Saldi in anticipo, il consiglio regionale laziale approva la legge

I saldi del 2008 inizieranno con una settimana di anticipo: quelli invernali partiranno il 5 gennaio, primo sabato dell’anno, quelli estivi inizieranno sabato 7 luglio. Il Consiglio regionale,
infatti, ha approvato la proposta di legge che modifica il regolamento regionale sul commercio per la parte riguardante le vendite di fine stagione. Soddisfatti il presidente Marrazzo e
l’assessore regionale alla Piccola e media impresa, commercio e artigianato De Angelis.

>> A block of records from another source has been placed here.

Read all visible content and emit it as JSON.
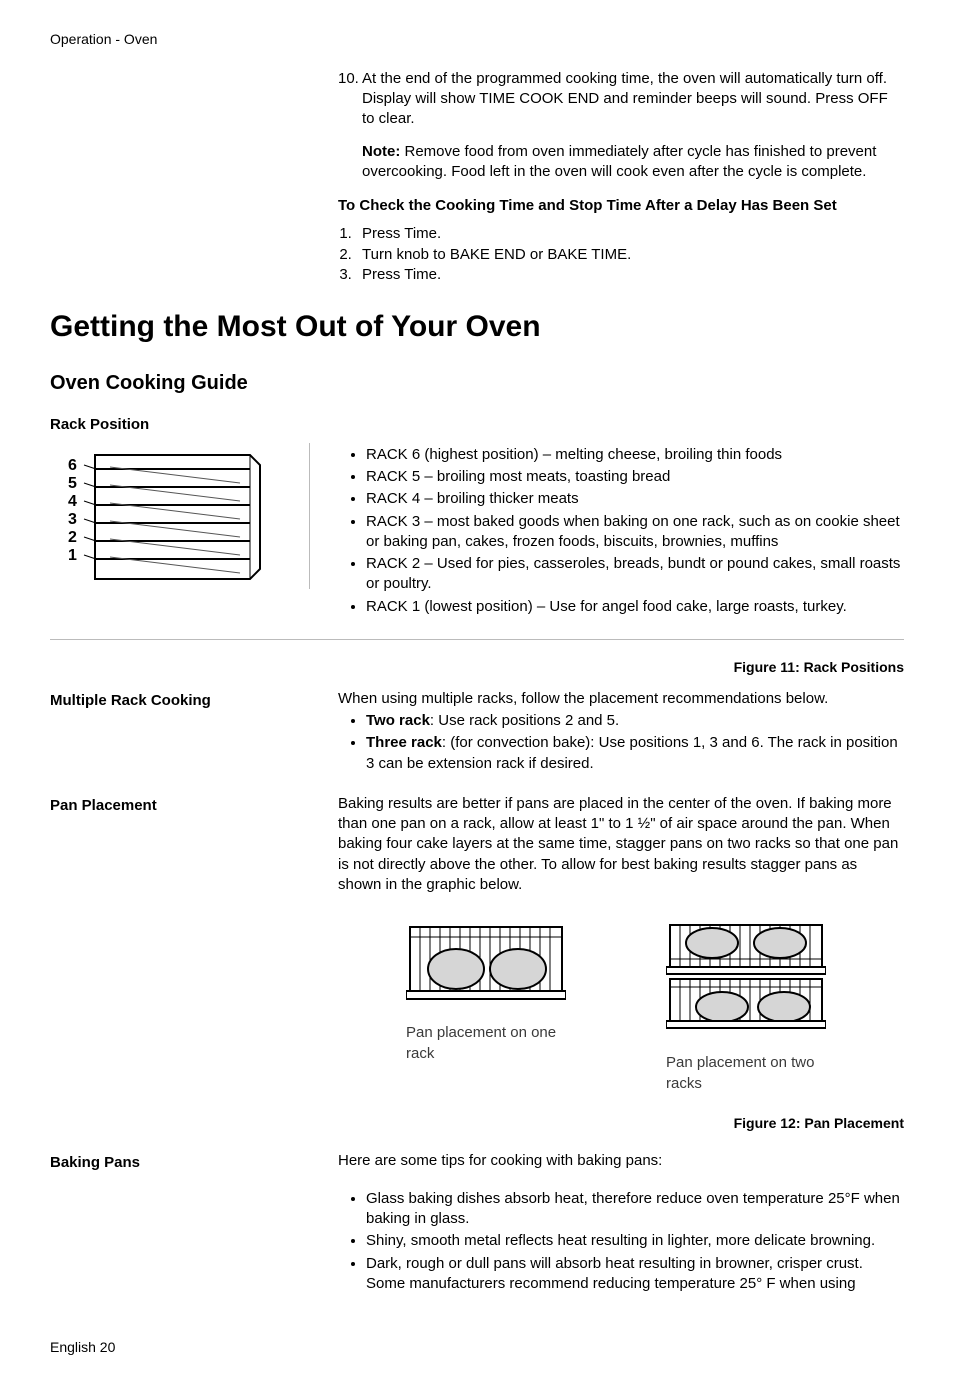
{
  "running_head": "Operation - Oven",
  "step10": {
    "num": "10.",
    "text": "At the end of the programmed cooking time, the oven will automatically turn off. Display will show TIME COOK END and reminder beeps will sound. Press OFF to clear."
  },
  "note": {
    "label": "Note:",
    "text": " Remove food from oven immediately after cycle has finished to prevent overcooking. Food left in the oven will cook even after the cycle is complete."
  },
  "check_heading": "To Check the Cooking Time and Stop Time After a Delay Has Been Set",
  "check_steps": [
    "Press Time.",
    "Turn knob to BAKE END or BAKE TIME.",
    "Press Time."
  ],
  "h1": "Getting the Most Out of Your Oven",
  "h2": "Oven Cooking Guide",
  "rack_heading": "Rack Position",
  "rack_numbers": [
    "6",
    "5",
    "4",
    "3",
    "2",
    "1"
  ],
  "rack_items": [
    "RACK 6 (highest position) –  melting cheese, broiling thin foods",
    "RACK 5 –  broiling most meats, toasting bread",
    "RACK 4 –  broiling thicker meats",
    "RACK 3 –  most baked goods when baking on one rack, such as on cookie sheet or baking pan, cakes, frozen foods, biscuits, brownies, muffins",
    "RACK 2 – Used for pies, casseroles, breads, bundt or pound cakes, small roasts or poultry.",
    "RACK 1 (lowest position) – Use for angel food cake, large roasts, turkey."
  ],
  "fig11": "Figure 11: Rack Positions",
  "multi_heading": "Multiple Rack Cooking",
  "multi_intro": "When using multiple racks, follow the placement recommendations below.",
  "multi_items": [
    {
      "b": "Two rack",
      "t": ": Use rack positions 2 and 5."
    },
    {
      "b": "Three rack",
      "t": ": (for convection bake): Use positions 1, 3 and 6. The rack in position 3 can be extension rack if desired."
    }
  ],
  "pan_heading": "Pan Placement",
  "pan_text": "Baking results are better if pans are placed in the center of the oven. If baking more than one pan on a rack, allow at least 1\" to 1 ½\" of air space around the pan. When baking four cake layers at the same time, stagger pans on two racks so that one pan is not directly above the other. To allow for best baking results stagger pans as shown in the graphic below.",
  "pan_fig1_label": "Pan placement on one rack",
  "pan_fig2_label": "Pan placement on two racks",
  "fig12": "Figure 12: Pan Placement",
  "baking_heading": "Baking Pans",
  "baking_intro": "Here are some tips for cooking with baking pans:",
  "baking_items": [
    "Glass baking dishes absorb heat, therefore reduce oven temperature 25°F when baking in glass.",
    "Shiny, smooth metal reflects heat resulting in lighter, more delicate browning.",
    "Dark, rough or dull pans will absorb heat resulting in browner, crisper crust. Some manufacturers recommend reducing temperature 25° F when using"
  ],
  "footer": "English 20"
}
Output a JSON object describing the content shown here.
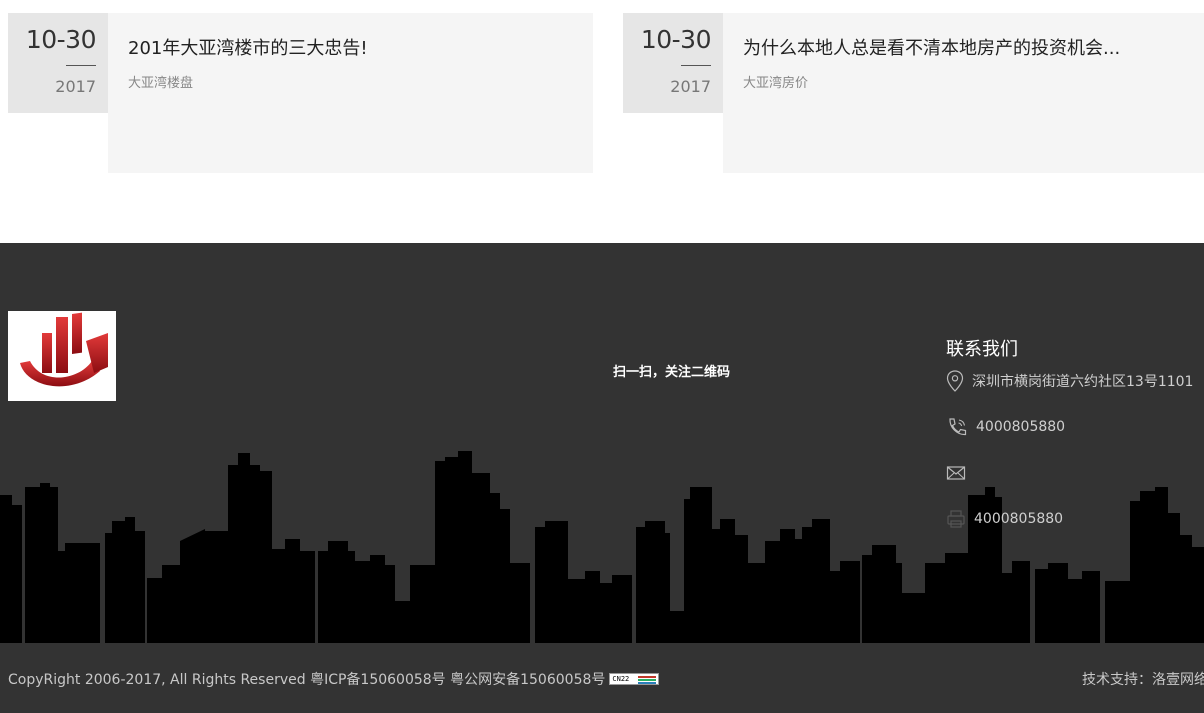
{
  "news": [
    {
      "date_md": "10-30",
      "year": "2017",
      "title": "201年大亚湾楼市的三大忠告!",
      "tag": "大亚湾楼盘"
    },
    {
      "date_md": "10-30",
      "year": "2017",
      "title": "为什么本地人总是看不清本地房产的投资机会...",
      "tag": "大亚湾房价"
    }
  ],
  "footer": {
    "qr_text": "扫一扫，关注二维码",
    "contact": {
      "title": "联系我们",
      "address": "深圳市横岗街道六约社区13号1101",
      "phone": "4000805880",
      "email": "",
      "fax": "4000805880"
    },
    "copyright": "CopyRight 2006-2017, All Rights Reserved 粤ICP备15060058号 粤公网安备15060058号",
    "badge": "CN22",
    "support": "技术支持：洛壹网络"
  },
  "colors": {
    "footer_bg": "#333333",
    "logo_red": "#c4141c",
    "skyline": "#000000"
  }
}
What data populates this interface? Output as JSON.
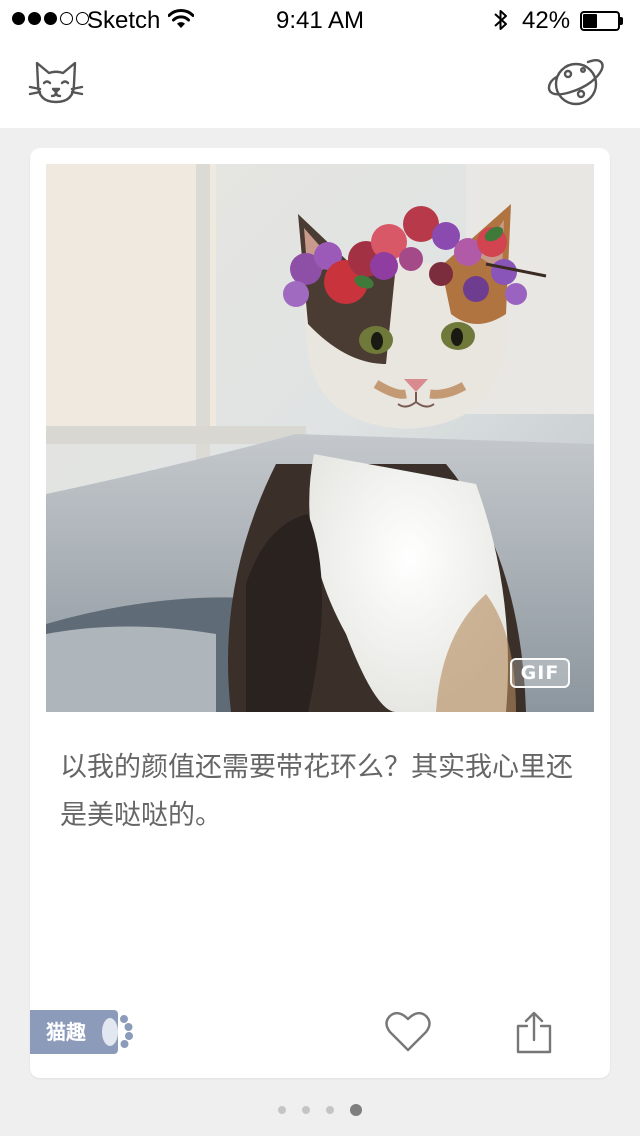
{
  "status_bar": {
    "carrier": "Sketch",
    "time": "9:41 AM",
    "battery_percent": "42%",
    "battery_level": 0.42,
    "signal_bars_filled": 3,
    "signal_bars_total": 5,
    "icons": [
      "wifi-icon",
      "bluetooth-icon",
      "battery-icon"
    ]
  },
  "nav": {
    "left_icon": "cat-face-icon",
    "right_icon": "planet-icon"
  },
  "card": {
    "image_badge": "GIF",
    "caption": "以我的颜值还需要带花环么？其实我心里还是美哒哒的。",
    "tag_label": "猫趣",
    "tag_color": "#8d9bbb",
    "actions": [
      "heart-icon",
      "share-icon"
    ]
  },
  "pager": {
    "total": 4,
    "current": 4
  },
  "colors": {
    "background": "#efefef",
    "card": "#ffffff",
    "caption_text": "#666666",
    "icon_stroke": "#555555"
  }
}
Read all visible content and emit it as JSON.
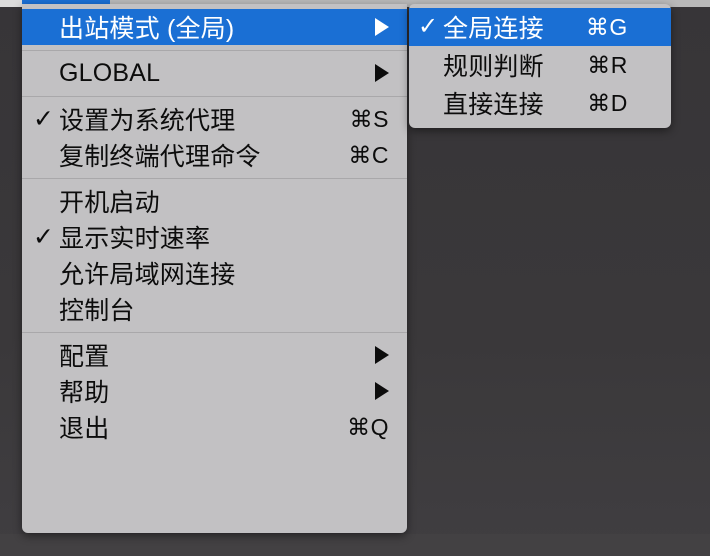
{
  "colors": {
    "menu_background": "#c2c1c3",
    "highlight": "#1a6fd4",
    "text": "#0c0c0c",
    "highlight_text": "#ffffff",
    "separator": "#a9a8aa",
    "desktop": "#393739"
  },
  "glyphs": {
    "checkmark": "✓",
    "command": "⌘",
    "submenu_arrow": "▶"
  },
  "main_menu": {
    "sections": [
      {
        "items": [
          {
            "label": "出站模式 (全局)",
            "checked": false,
            "shortcut": "",
            "has_submenu": true,
            "selected": true
          }
        ]
      },
      {
        "items": [
          {
            "label": "GLOBAL",
            "checked": false,
            "shortcut": "",
            "has_submenu": true,
            "selected": false
          }
        ]
      },
      {
        "items": [
          {
            "label": "设置为系统代理",
            "checked": true,
            "shortcut": "⌘S",
            "has_submenu": false,
            "selected": false
          },
          {
            "label": "复制终端代理命令",
            "checked": false,
            "shortcut": "⌘C",
            "has_submenu": false,
            "selected": false
          }
        ]
      },
      {
        "items": [
          {
            "label": "开机启动",
            "checked": false,
            "shortcut": "",
            "has_submenu": false,
            "selected": false
          },
          {
            "label": "显示实时速率",
            "checked": true,
            "shortcut": "",
            "has_submenu": false,
            "selected": false
          },
          {
            "label": "允许局域网连接",
            "checked": false,
            "shortcut": "",
            "has_submenu": false,
            "selected": false
          },
          {
            "label": "控制台",
            "checked": false,
            "shortcut": "",
            "has_submenu": false,
            "selected": false
          }
        ]
      },
      {
        "items": [
          {
            "label": "配置",
            "checked": false,
            "shortcut": "",
            "has_submenu": true,
            "selected": false
          },
          {
            "label": "帮助",
            "checked": false,
            "shortcut": "",
            "has_submenu": true,
            "selected": false
          },
          {
            "label": "退出",
            "checked": false,
            "shortcut": "⌘Q",
            "has_submenu": false,
            "selected": false
          }
        ]
      }
    ]
  },
  "submenu": {
    "parent": "出站模式 (全局)",
    "items": [
      {
        "label": "全局连接",
        "checked": true,
        "shortcut": "⌘G",
        "selected": true
      },
      {
        "label": "规则判断",
        "checked": false,
        "shortcut": "⌘R",
        "selected": false
      },
      {
        "label": "直接连接",
        "checked": false,
        "shortcut": "⌘D",
        "selected": false
      }
    ]
  }
}
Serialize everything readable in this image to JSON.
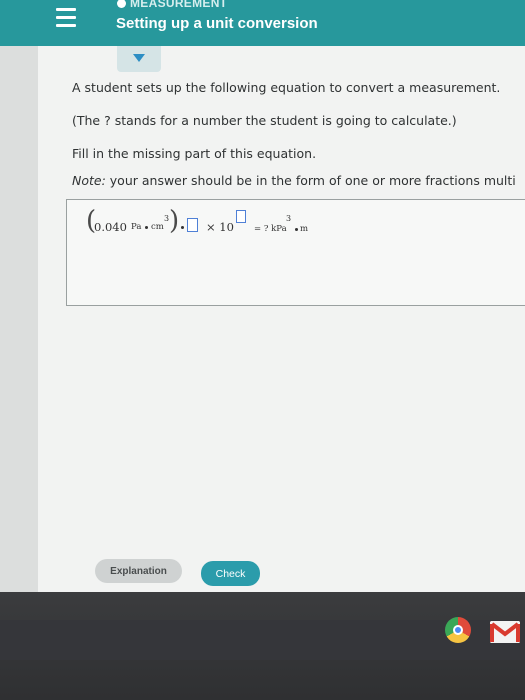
{
  "header": {
    "breadcrumb": "MEASUREMENT",
    "title": "Setting up a unit conversion"
  },
  "question": {
    "line1": "A student sets up the following equation to convert a measurement.",
    "line2": "(The ? stands for a number the student is going to calculate.)",
    "line3": "Fill in the missing part of this equation.",
    "note_label": "Note:",
    "note_text": " your answer should be in the form of one or more fractions multi"
  },
  "equation": {
    "coefficient": "0.040",
    "unit_pa": "Pa",
    "unit_cm": "cm",
    "exp_cm": "3",
    "times": "× 10",
    "rhs": "= ? kPa",
    "unit_m": "m",
    "exp_m": "3"
  },
  "buttons": {
    "explanation": "Explanation",
    "check": "Check"
  },
  "colors": {
    "header": "#27989c",
    "check_button": "#2b9cab",
    "explanation_button": "#cfd2d2",
    "input_border": "#4f80d6"
  },
  "icons": {
    "menu": "hamburger-icon",
    "toggle": "triangle-down-icon",
    "shelf": [
      "chrome-icon",
      "gmail-icon"
    ]
  }
}
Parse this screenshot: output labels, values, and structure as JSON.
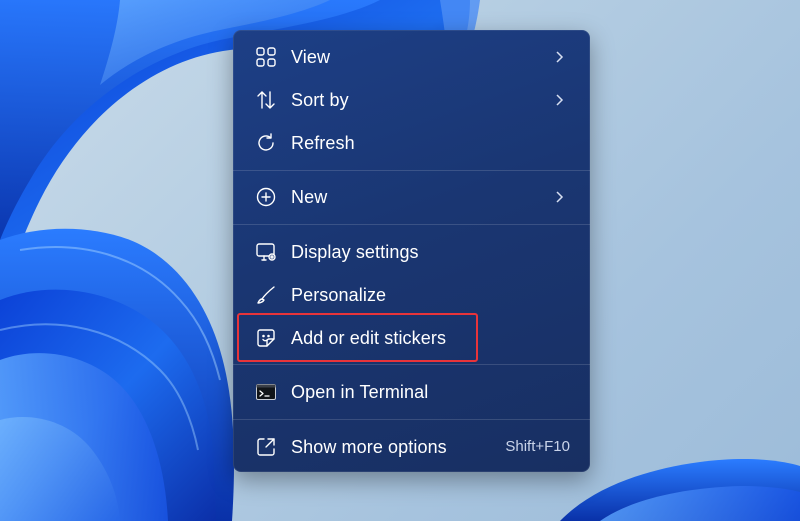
{
  "menu": {
    "items": [
      {
        "label": "View",
        "icon": "grid-icon",
        "has_submenu": true
      },
      {
        "label": "Sort by",
        "icon": "sort-icon",
        "has_submenu": true
      },
      {
        "label": "Refresh",
        "icon": "refresh-icon",
        "has_submenu": false
      },
      {
        "label": "New",
        "icon": "plus-circle-icon",
        "has_submenu": true
      },
      {
        "label": "Display settings",
        "icon": "display-settings-icon",
        "has_submenu": false
      },
      {
        "label": "Personalize",
        "icon": "brush-icon",
        "has_submenu": false
      },
      {
        "label": "Add or edit stickers",
        "icon": "sticker-icon",
        "has_submenu": false,
        "highlighted": true
      },
      {
        "label": "Open in Terminal",
        "icon": "terminal-icon",
        "has_submenu": false
      },
      {
        "label": "Show more options",
        "icon": "expand-icon",
        "has_submenu": false,
        "shortcut": "Shift+F10"
      }
    ]
  },
  "colors": {
    "menu_background": "#1a3672",
    "highlight_border": "#e8343a",
    "text": "#ffffff"
  }
}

“Con la legge sui saldi – ha dichiarato Marrazzo – il Lazio si pone al fianco di consumatori e commercianti. Da una parte per contribuire al rilancio di un settore che ha attraversato qualche
difficoltà, dall’altra per tutelare i cittadini e i consumatori con una serie di misure per non consentire abusi e sanzionare le irregolarità, tutelando il diritto alla
trasparenza delle offerte. Anticipare i saldi al primo sabato di gennaio – ha concluso – è una scelta importante, che viene incontro tra l’altro alle esigenze che erano state avanzate
proprio dagli operatori del settore, e che di sicuro non sarà sgradita ai consumatori”.

La legge De Angelis rafforza le sanzioni a carico di chi infrange la normativa: per i piccoli esercizi le multe andranno da 1.500 a 4.500 euro; per le medie strutture di vendita da 4.500 a
13.500 euro. Per le grandi attività commerciali, da 13.500 a 40.500 euro. In caso di recidiva, è prevista anche la sanzione accessoria della chiusura dell’esercizio: due giorni
per i piccoli negozi, fino a quattro giorni per le medie strutture e fino a sei giorni per le grandi.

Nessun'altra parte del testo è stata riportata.